O mais mediático de todos é Jafar Panahi, com uma obra persistente e sempre à procura de novas formas de se expressar, apesar de várias prisões e de ter sido condenado a não poder exercer o seu trabalho de realizador de cinema. Tal não o impediu de, mesmo na prisão, coordenar à distância vários projetos ou de filmar - apesar das proibições.
Já em liberdade, Panahi realizou em completa clandestinidade o seu último trabalho, "Foi só um acidente", uma ficção que, pelas suas características, nunca passaria o crivo da censura do regime dos Ayatolas.
O filme estreou mundialmente em Cannes, venceu a Palma de Ouro, juntando assim este prémio maior aos que o cineasta já obtivera em Berlim - e que não recebera em direto por estar impedido de sair do país - e em Veneza.
Como o título indica, o filme do realizador que começou a carreira como assistente de Abbas Kiarostami, parte de um simples acidente. Um homem viaja de noite de carro com a esposa grávida, quando atropela e mata um cão. Mas o mecânico a que recorre confunde-o com o agente prisional que o torturou, rapta-o e tenta enterrá-lo vivo.

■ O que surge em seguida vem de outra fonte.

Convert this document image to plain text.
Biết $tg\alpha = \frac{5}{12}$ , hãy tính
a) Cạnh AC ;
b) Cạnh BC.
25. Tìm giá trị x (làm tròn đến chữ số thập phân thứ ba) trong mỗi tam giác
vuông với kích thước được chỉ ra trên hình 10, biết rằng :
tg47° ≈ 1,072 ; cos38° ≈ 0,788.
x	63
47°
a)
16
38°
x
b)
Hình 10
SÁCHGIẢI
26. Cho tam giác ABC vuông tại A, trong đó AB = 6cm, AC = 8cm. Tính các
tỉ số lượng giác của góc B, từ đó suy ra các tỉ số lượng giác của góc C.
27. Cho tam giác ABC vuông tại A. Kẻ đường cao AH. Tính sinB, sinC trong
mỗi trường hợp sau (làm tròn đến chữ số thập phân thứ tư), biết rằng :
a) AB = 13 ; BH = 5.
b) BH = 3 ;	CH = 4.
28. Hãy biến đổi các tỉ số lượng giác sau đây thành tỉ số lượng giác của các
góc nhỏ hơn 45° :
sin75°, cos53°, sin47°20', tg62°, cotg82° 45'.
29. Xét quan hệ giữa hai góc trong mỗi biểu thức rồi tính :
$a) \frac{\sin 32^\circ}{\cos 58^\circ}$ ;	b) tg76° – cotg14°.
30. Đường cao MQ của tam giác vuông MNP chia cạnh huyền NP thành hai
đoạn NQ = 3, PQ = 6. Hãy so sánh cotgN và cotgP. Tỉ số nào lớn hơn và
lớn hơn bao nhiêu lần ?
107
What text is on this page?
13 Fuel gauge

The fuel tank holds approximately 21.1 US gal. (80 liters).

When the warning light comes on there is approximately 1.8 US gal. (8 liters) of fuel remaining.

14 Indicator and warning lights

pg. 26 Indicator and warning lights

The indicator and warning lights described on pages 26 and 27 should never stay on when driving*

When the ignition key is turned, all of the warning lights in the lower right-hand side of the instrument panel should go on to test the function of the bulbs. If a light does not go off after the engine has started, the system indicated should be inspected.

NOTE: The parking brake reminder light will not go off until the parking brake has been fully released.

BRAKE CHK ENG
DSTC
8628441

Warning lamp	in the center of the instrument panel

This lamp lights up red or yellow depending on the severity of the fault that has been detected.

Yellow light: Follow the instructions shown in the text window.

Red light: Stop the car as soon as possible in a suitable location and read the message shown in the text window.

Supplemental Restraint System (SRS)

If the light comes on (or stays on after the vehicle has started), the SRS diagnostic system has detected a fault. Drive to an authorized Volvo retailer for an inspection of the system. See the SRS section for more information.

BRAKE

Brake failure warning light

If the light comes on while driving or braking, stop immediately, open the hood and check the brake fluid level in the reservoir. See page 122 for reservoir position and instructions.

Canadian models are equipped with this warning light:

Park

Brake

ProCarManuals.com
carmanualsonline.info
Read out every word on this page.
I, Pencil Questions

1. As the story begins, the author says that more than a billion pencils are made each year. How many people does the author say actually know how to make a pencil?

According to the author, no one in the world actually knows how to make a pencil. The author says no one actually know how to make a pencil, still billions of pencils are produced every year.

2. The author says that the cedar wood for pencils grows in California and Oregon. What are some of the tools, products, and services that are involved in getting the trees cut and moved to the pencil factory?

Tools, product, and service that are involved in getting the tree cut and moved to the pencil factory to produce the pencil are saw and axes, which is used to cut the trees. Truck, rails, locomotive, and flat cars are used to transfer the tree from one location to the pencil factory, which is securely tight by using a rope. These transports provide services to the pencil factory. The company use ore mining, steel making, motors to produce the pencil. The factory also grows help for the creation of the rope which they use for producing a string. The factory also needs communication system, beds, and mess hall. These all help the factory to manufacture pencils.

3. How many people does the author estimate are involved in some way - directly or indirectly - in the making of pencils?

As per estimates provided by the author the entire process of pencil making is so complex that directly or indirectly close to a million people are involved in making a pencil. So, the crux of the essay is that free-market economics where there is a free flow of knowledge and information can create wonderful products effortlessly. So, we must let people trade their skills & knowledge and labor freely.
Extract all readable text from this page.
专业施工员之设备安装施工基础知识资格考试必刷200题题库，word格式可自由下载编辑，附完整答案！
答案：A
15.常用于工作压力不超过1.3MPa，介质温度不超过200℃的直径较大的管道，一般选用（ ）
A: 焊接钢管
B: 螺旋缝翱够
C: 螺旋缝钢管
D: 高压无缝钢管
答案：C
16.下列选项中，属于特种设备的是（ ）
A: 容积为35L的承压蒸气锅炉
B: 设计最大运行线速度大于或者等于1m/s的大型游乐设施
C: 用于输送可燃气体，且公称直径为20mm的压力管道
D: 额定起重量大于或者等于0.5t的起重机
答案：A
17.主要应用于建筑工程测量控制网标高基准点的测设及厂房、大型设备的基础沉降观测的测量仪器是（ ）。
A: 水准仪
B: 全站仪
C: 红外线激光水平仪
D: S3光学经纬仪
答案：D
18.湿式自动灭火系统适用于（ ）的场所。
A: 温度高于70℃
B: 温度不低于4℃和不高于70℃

O filme desenrola então uma teia de acontecimentos que espelham a realidade atual do Irão, que vive uma situação económica catastrófica e coloca a questão de saber se o futuro do país e das pessoas que nele vivem será feito de vingança ou de perdão.
Enquanto não chega a resposta, o cinema de Jafar Panahi continua a fazer as perguntas vitais.